Если позиция Франции в отношении запрета на ношение платка в общественных местах является одновременно и сдерживающим фактором и положительным фактором, как утверждает Мишель Трибалат (2013, стр. 226), у некоторых людей это вызывает чувство, что существуют такие категории людей, которым нет места во французском обществе из-за их веры. Рост напряженности из-за ислама связан с непрекращающимся убеждением о запрете ношения платков, предполагающим, что ислам подвергается нападкам со всех сторон со стороны Запада. Таким образом, накопление разочарований может повлиять на радикализацию общественных отношений (Хосрохавар, 2015).
- Беспорядки 2005 года
В 2005 году мы с сожалением наблюдали возобновление уровня роста насилия в городах. Это не новое явление, мы наблюдали его и раньше, хотя на этот раз насилие в городах никогда ещё не было таким массовым. Начиная с Клиши-су-буа, эти беспорядки распространились на весь округ, а затем и на всю Францию и продлились более трех недель. Ущерб был значительным: было сожжено 9780 автомобилей, в полицию было брошено 1034 зажигательных устройств, 360 общественных зданий подожгли и / или пытались поджечь. Было арестовано 5000 человек (хотя некоторые из них попадались уже не в первый раз, большинство были неизвестны полиции). Во время беспорядков насилие сначала вылилось в прямые столкновения с полицией, а затем — в своего рода стратегию уклонения от арестов, поскольку их целями больше не была полиция, а скорее автомобили и общественные здания. Для борьбы с беспорядками было мобилизовано 11500 полицейских. Следует понимать, что после треугольника 3В в 1980-х гг. городские беспорядки часто повторялись на окраинах больших городов. Постепенно цели изменились от полиции перешли к атаке на персонал государственных служб (водители автобусов, учителя и т. д.), частной или государственной собственности (автомобили, торговые центры, общественные центры) и целых частей городского сектора. Анри Рей (директор CEVIPOF) ссылается на анализ беспорядков в Мелуне (ноябрь 1993 г.), проведенный К. Бахманном и Н. Ле Геуннеком, Монбельяром (июль 2000 г.), Стефаном Бодом и Мишелем Пиалу (Emeutes urbaines, общество насилия, Fayard, 2003). Поводом стало происшествие с участием молодого человека, связанного с полицией, вызвавшее коллективную реакцию, как в ноябре 2005 г., когда небольшие мобильные группы разрушали помещения, предназначенные для жителей района. Однако они отличаются от некоторых «городских беспорядков» (таких, как те, что имели место в Лос-Анджелесе в 1965 и 1972 годах и привели к очень тяжелым потерям).
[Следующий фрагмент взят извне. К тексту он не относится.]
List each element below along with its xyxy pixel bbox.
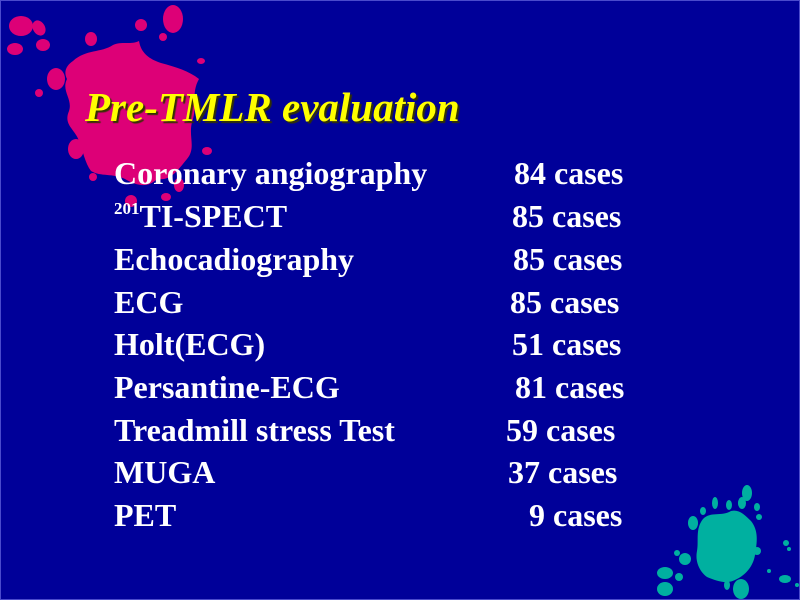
item-label: Holt(ECG): [114, 326, 266, 362]
item-value: 81 cases: [515, 369, 625, 405]
item-label: Echocadiography: [114, 241, 355, 277]
item-value: 85 cases: [512, 198, 622, 234]
isotope-superscript: 201: [114, 199, 140, 218]
item-label: ECG: [114, 284, 184, 320]
item-value: 84 cases: [514, 155, 624, 191]
item-label: 201TI-SPECT: [114, 198, 287, 234]
item-value: 37 cases: [508, 454, 618, 490]
item-value: 51 cases: [512, 326, 622, 362]
item-value: 85 cases: [510, 284, 620, 320]
item-value: 9 cases: [529, 497, 623, 533]
item-value: 85 cases: [513, 241, 623, 277]
item-label: Coronary angiography: [114, 155, 428, 191]
item-label: MUGA: [114, 454, 216, 490]
item-label: Persantine-ECG: [114, 369, 340, 405]
magenta-splash-decoration: [7, 5, 212, 207]
item-label: Treadmill stress Test: [114, 412, 395, 448]
item-label-text: TI-SPECT: [139, 198, 288, 234]
item-value: 59 cases: [506, 412, 616, 448]
slide-title: Pre-TMLR evaluation: [85, 84, 460, 130]
teal-splash-decoration: [657, 485, 799, 599]
item-label: PET: [114, 497, 177, 533]
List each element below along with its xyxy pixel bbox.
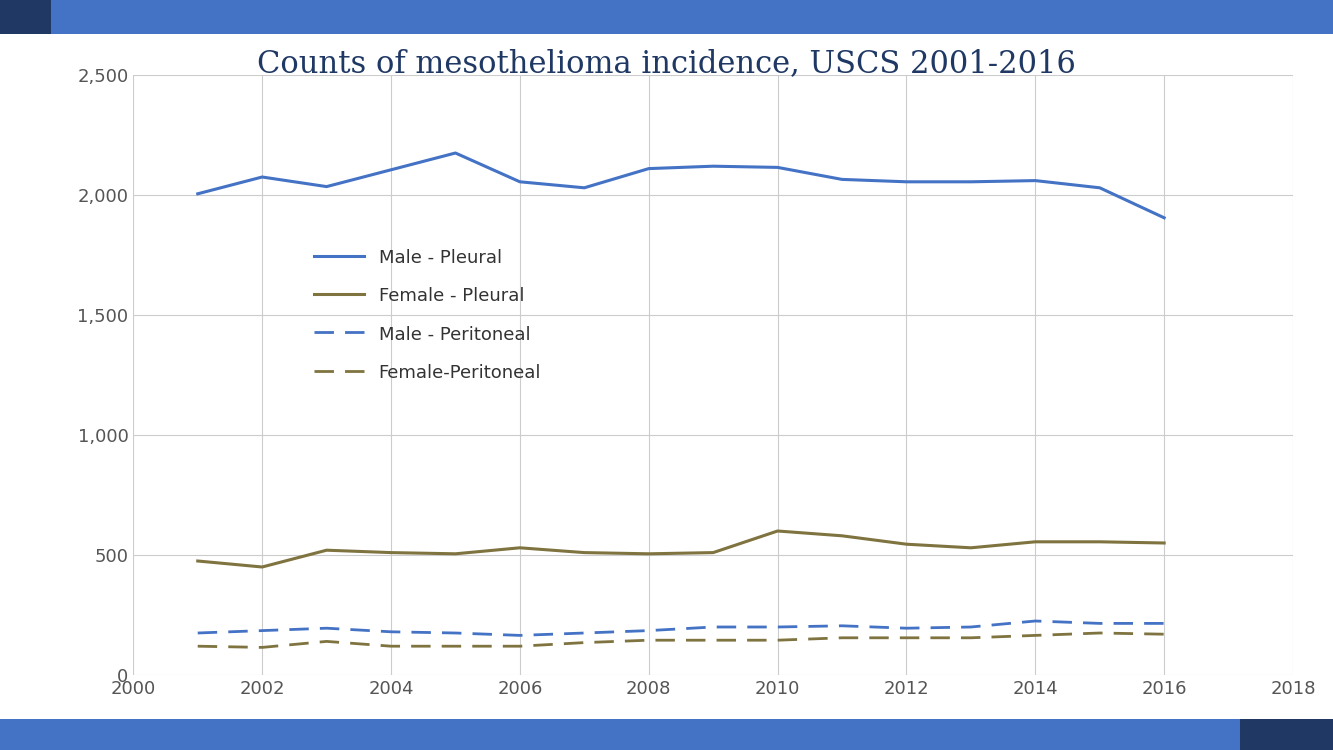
Female - Pleural [641, 549, 657, 558]
Male - Pleural [641, 164, 657, 173]
Male - Pleural [962, 177, 978, 186]
Legend: Male - Pleural, Female - Pleural, Male - Peritoneal, Female-Peritoneal: Male - Pleural, Female - Pleural, Male -… [305, 240, 551, 391]
Male - Pleural [189, 189, 205, 198]
Female-Peritoneal [255, 643, 271, 652]
Female-Peritoneal [512, 642, 528, 651]
Male - Pleural [512, 177, 528, 186]
Male - Pleural [898, 177, 914, 186]
Female-Peritoneal [898, 633, 914, 642]
Female-Peritoneal [705, 636, 721, 645]
Male - Pleural [576, 183, 592, 192]
Male - Pleural [705, 162, 721, 171]
Male - Peritoneal [319, 624, 335, 633]
Female - Pleural [576, 548, 592, 557]
Line: Male - Pleural: Male - Pleural [197, 153, 1164, 218]
Female - Pleural [898, 540, 914, 549]
Female - Pleural [1028, 537, 1044, 546]
Female - Pleural [255, 562, 271, 572]
Female-Peritoneal [383, 642, 399, 651]
Female-Peritoneal [576, 638, 592, 647]
Male - Peritoneal [448, 628, 464, 638]
Line: Female-Peritoneal: Female-Peritoneal [197, 633, 1164, 647]
Male - Peritoneal [1156, 619, 1172, 628]
Male - Pleural [1156, 213, 1172, 222]
Female-Peritoneal [448, 642, 464, 651]
Female - Pleural [189, 556, 205, 566]
Male - Peritoneal [1092, 619, 1108, 628]
Female - Pleural [834, 531, 850, 540]
Female - Pleural [705, 548, 721, 557]
Male - Pleural [255, 172, 271, 182]
Male - Peritoneal [962, 622, 978, 632]
Female-Peritoneal [641, 636, 657, 645]
Female-Peritoneal [1092, 628, 1108, 638]
Female-Peritoneal [834, 633, 850, 642]
Male - Pleural [448, 148, 464, 158]
Male - Peritoneal [576, 628, 592, 638]
Female-Peritoneal [319, 637, 335, 646]
Male - Peritoneal [641, 626, 657, 635]
Female - Pleural [962, 543, 978, 552]
Female-Peritoneal [1028, 631, 1044, 640]
Male - Pleural [383, 165, 399, 174]
Female-Peritoneal [962, 633, 978, 642]
Text: Counts of mesothelioma incidence, USCS 2001-2016: Counts of mesothelioma incidence, USCS 2… [257, 48, 1076, 80]
Female - Pleural [1156, 538, 1172, 548]
Female - Pleural [383, 548, 399, 557]
Male - Pleural [1092, 183, 1108, 192]
Male - Peritoneal [834, 621, 850, 630]
Female-Peritoneal [1156, 630, 1172, 639]
Male - Pleural [319, 182, 335, 191]
Male - Pleural [769, 163, 785, 172]
Male - Peritoneal [769, 622, 785, 632]
Male - Pleural [834, 175, 850, 184]
Female - Pleural [512, 543, 528, 552]
Male - Peritoneal [898, 624, 914, 633]
Female - Pleural [769, 526, 785, 536]
Male - Peritoneal [705, 622, 721, 632]
Line: Female - Pleural: Female - Pleural [197, 531, 1164, 567]
Male - Peritoneal [1028, 616, 1044, 626]
Line: Male - Peritoneal: Male - Peritoneal [197, 621, 1164, 635]
Female - Pleural [319, 546, 335, 555]
Male - Peritoneal [383, 627, 399, 636]
Male - Peritoneal [512, 631, 528, 640]
Female-Peritoneal [189, 642, 205, 651]
Female - Pleural [448, 549, 464, 558]
Male - Pleural [1028, 176, 1044, 185]
Female - Pleural [1092, 537, 1108, 546]
Male - Peritoneal [189, 628, 205, 638]
Male - Peritoneal [255, 626, 271, 635]
Female-Peritoneal [769, 636, 785, 645]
Для этого есть много причин: безработица, неприятные меры (частый контроль со стороны сотрудников полиции), неадекватный надзор со стороны семьи, широкое распространение уличной культуры, проблемы городского планирования, касающиеся социального жилья, исчезновение старых форм контроля (профсоюзы, ассоциации), ослабление социальных связей, утрата представления об общем благе, недостаточность, а затем отмена определенных механизмов, созданных левыми (занятость молодежи), сокращение общественной полиции, привлечение к недоступным моделям потребления, влияние правонарушений, контроль над торговлей (наркотики) (Анри Рей). Эти беспорядки, в которых участвовало много молодых людей иностранного происхождения – это восстание униженных Республики.
- Опыт дискриминации … катализатор бурных реакций
Общество не допускает целые категории людей на рынок труда из-за их предполагаемой неспособности занять место, требуемое теми, кто управляет ресурсами. Эта дискриминация дорого обходится, потому что жизнь без работы нелегка и ведет к борьбе с обществом, сомнению в себе, в своей способности занять место в повседневной жизни вместе с другими людьми. Как вы можете быть частью человечества, когда вам говорят, что вы не похожи на других? Этот негативный взгляд на себя со стороны других может разрушить человека не только потому, что идентичность несет в себе иную идею, но и потому, что то, что мы думаем о себе, имеет большое значение. Мы говорим о тех людях, которые ежедневно сталкиваются со всеми видами дискриминации.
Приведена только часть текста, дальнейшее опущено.